The youth unemployment rate for this year stands at 13.1 percent, being the highest in the Arab states at 30 percent.

Across OECD countries, the group of the most advanced industrialized nations, almost 18 percent of unemployed young people were found to be without work for a year or longer. ILO's latest data showed that 76.7 percent of working young people were in informal jobs, compared with 57.9 percent of working adults.

Africa in focus

The report estimated that between now and 2030, 25.6 million young workers aged 15 to 29 would enter the labor force and would need jobs, with the increase in the youth labor force to occur almost entirely in Africa.

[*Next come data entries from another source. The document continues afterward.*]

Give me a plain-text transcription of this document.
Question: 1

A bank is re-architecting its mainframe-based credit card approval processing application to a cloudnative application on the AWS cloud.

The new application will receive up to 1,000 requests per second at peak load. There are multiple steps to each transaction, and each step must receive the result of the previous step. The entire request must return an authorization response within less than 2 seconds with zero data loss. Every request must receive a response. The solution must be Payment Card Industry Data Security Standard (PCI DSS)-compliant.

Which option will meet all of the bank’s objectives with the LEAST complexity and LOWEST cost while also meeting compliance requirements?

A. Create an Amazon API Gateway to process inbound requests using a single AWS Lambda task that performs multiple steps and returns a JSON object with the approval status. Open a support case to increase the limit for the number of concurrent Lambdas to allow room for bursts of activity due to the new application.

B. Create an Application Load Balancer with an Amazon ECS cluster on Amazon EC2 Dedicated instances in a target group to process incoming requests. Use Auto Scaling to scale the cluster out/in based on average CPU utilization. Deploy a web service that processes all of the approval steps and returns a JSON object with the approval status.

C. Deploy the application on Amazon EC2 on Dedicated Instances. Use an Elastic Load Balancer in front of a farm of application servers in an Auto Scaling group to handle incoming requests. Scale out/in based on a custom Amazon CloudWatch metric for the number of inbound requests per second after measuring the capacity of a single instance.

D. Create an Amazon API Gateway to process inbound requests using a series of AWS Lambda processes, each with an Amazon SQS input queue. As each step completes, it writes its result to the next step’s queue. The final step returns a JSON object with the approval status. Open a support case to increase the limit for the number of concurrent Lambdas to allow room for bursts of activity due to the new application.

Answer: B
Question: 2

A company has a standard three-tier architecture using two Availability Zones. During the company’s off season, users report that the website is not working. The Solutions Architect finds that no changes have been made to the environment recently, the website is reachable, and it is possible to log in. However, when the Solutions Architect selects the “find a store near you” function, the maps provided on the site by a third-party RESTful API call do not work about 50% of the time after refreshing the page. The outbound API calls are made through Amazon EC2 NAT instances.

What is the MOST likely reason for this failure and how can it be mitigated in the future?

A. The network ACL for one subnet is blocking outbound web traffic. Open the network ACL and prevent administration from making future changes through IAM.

ILO officials warned that new automation and digital technologies posed further challenges. It argued that demand would increase for science, technology, engineering and mathematics and decrease for many medium-level skills.

The report expressed the hope that young workers who grew up as digital natives "should be well-placed to adapt to new jobs and continuous change.

It concluded that new forms of employment like crowd working and the gig economy presented opportunities because of their flexibility, but also dangers because of the lack of regulation.